Internals of build.lua

As described in Build Systems a la Carte, a build system is basically a program that takes a key-value store with possibly out-of-date values and sets a desired key to it’s up-to-date value, given a set of recipes that can update any key. The architecture of build.lua is extremely similar to that of the Haskell program described on the paper, consisting of the store, the scheduler (who decides how to update the keys given their dependencies) and the rebuilder (who decides whenever to rebuild or not a given key). Each recipe is instead called a task and the set of recipes is instead a tasks function that returns the task for a given key.

Specifically, the tasks function has the form:

function tasks(key)
    return task
end

And each task function the form:

function task(fetch)
    return new_value
end

Where fetch is a function that can be called like local value = fetch(another_key) and returns the up-to-date value of said key, possibly rebuilding it.

Functors and structures

For maximum flexibility, most modules in this library use a functor pattern that I copied from the Standard ML. In this pattern, a Lua module does not return a table with it’s functions and variables as normal, but instead returns a function. This function takes several structures or functors1 as parameters and then it returns your average Lua table with functions and data.

A functor that has been applied is called a structure.

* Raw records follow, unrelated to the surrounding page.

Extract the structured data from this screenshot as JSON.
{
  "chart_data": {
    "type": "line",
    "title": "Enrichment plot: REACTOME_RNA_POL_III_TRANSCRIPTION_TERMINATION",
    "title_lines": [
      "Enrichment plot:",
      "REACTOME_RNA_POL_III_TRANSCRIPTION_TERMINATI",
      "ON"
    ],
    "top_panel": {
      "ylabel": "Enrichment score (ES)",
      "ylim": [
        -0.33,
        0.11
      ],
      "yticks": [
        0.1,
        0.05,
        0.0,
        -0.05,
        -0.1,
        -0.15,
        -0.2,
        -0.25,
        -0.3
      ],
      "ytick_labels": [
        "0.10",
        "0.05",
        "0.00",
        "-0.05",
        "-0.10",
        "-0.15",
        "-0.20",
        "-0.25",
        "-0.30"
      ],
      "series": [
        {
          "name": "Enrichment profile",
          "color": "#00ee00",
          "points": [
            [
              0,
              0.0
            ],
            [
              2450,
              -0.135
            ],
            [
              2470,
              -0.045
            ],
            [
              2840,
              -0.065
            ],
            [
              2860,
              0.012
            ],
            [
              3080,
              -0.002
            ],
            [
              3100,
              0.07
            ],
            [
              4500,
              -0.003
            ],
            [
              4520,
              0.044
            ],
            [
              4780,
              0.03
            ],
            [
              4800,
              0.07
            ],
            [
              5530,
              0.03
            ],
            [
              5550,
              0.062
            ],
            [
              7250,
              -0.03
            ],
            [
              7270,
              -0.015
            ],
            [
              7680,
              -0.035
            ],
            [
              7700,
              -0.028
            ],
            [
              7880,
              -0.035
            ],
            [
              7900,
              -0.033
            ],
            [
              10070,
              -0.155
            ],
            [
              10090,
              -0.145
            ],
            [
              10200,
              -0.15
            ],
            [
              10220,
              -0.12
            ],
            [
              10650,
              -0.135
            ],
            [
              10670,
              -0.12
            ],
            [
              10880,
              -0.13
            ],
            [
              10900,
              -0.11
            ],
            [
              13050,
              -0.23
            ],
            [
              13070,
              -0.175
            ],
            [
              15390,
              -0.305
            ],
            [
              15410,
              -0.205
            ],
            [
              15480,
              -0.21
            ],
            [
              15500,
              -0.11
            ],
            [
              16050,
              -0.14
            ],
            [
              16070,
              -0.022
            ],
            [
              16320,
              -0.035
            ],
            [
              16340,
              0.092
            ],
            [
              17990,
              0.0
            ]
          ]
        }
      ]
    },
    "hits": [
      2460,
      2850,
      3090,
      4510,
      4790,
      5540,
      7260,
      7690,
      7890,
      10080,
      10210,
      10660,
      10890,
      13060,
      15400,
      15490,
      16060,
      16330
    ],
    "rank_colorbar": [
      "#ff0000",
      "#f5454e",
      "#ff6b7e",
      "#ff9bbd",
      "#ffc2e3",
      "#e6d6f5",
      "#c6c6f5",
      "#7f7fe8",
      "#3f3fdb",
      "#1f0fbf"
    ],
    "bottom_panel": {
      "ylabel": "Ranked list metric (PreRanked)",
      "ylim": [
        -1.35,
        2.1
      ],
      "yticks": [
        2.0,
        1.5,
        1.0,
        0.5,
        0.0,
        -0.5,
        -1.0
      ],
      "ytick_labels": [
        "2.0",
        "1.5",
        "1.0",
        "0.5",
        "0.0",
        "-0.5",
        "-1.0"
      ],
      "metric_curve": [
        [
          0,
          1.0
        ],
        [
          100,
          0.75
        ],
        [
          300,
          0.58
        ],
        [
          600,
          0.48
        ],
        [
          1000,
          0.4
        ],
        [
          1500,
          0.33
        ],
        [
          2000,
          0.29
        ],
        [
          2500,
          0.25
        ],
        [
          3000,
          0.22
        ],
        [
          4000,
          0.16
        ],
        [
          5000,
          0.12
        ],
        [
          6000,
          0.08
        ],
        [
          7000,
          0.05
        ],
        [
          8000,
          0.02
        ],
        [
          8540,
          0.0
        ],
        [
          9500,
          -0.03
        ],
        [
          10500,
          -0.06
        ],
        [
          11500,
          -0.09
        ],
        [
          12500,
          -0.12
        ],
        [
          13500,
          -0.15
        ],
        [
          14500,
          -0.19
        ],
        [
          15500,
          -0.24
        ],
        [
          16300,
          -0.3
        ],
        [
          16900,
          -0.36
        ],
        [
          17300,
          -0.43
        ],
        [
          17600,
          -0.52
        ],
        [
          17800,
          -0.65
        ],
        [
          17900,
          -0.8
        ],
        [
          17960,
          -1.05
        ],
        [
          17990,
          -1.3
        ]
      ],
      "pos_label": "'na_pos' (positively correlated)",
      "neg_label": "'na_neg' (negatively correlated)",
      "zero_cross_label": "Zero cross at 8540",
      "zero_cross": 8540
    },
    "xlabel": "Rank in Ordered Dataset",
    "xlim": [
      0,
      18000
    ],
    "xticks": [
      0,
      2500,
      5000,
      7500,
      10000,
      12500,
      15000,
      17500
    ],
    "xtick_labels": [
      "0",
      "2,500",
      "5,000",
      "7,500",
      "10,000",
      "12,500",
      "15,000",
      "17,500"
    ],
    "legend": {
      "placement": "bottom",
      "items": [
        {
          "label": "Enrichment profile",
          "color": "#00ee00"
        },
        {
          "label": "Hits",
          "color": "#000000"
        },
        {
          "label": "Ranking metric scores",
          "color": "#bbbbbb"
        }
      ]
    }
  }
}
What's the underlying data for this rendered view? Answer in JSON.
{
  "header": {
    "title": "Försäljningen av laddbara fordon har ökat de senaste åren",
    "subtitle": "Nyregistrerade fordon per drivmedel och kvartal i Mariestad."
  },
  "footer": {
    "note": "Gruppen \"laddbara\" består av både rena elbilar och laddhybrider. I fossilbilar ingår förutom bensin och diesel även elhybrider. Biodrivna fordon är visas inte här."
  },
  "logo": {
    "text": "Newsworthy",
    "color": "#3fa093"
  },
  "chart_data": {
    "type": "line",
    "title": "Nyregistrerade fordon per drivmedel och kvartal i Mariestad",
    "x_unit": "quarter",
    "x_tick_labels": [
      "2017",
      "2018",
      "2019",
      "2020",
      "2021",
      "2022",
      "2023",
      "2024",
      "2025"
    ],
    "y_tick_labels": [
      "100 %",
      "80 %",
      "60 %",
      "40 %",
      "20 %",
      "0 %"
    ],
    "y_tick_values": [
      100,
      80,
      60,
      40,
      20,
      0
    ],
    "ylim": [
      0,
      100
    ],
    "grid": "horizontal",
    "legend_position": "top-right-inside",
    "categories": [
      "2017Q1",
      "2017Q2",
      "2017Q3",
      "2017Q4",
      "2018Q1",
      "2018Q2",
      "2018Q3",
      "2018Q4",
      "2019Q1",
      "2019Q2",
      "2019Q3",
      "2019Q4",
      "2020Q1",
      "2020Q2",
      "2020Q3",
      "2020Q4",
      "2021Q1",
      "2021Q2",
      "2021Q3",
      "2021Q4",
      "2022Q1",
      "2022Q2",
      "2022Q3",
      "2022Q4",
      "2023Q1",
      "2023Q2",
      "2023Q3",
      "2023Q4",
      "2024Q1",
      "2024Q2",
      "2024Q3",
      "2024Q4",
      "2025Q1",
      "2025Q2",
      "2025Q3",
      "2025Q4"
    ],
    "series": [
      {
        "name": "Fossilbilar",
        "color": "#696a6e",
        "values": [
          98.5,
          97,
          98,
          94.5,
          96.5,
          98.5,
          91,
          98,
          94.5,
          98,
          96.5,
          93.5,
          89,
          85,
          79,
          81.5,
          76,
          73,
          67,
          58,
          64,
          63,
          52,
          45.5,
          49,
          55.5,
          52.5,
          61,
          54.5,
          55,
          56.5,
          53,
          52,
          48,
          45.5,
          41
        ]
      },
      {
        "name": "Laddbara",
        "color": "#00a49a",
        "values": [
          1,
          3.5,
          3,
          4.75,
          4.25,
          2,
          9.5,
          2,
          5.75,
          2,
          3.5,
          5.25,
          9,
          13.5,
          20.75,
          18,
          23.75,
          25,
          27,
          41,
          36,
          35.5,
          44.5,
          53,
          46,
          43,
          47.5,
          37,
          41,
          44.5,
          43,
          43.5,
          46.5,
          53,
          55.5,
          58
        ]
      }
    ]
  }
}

While by definition all normal Lua modules count as structures, I will only call structures those who additionally follow the same API restrictions as functor-created structures.

All the APIs used by functors and structures have the same form for most of their operations:

Structure.operation(structure_instance, ...)

Let’s go through an example:

-- printer.lua -- A functor
return function(Terminal)
    local M = {}

    function M.create(terminal)
        return { my_terminal = terminal }
    end
    
    function M:print(message)
        Terminal.write(self.my_terminal, message)
        Terminal.write(self.my_terminal, "\n")
    end

    return M
end

-- terminal.lua -- A structure
local M = {}

function M.global()
    return { handle = io.stdout }
end

function M:write(text)
    self.handle:write(text)
end

return M

To use these modules together, we would do:

local Terminal = require "terminal"
local PRINTER = require "printer"
local Printer = PRINTER(Terminal)

local term = Terminal.global()
local printer = Printer.create(term)
Printer.print(printer, "hello world")

As a convention, structures are named in Camel Case when imported, while functors in UPPER CASE. Naming functors is almost never necessary as you can always do require "printer" (Terminal).

When properly executed, a good functor has almost no requires: all of them have been lifted to parameters of the functor. This basically is dependency injection. See also Dependency Injection (Wikipedia) and the NewSpeak programming language.

File Systems

Module: build.file-systems.

Right now only the build.file-systems.posix module exists. It is a structure (not a functor) with the following interface:

local Posix_File_System = require "build.file-systems.posix"
local fs = Posix_File_System.global()
Posix_File_System.change_current_directory(fs, path)
local cwd = Posix_File_System.get_current_directory(fs)
local is_a_term = Posix_File_System.is_a_terminal(fs, handle_or_fileno)
local right_now = Posix_File_System.current_time(fs)
local stat_st = Posix_File_System.get_stats(fs, path)
local mtime = Posix_File_System.get_mtime(fs, path)
local res = Posix_File_System.run_wait(fs, program, args, config)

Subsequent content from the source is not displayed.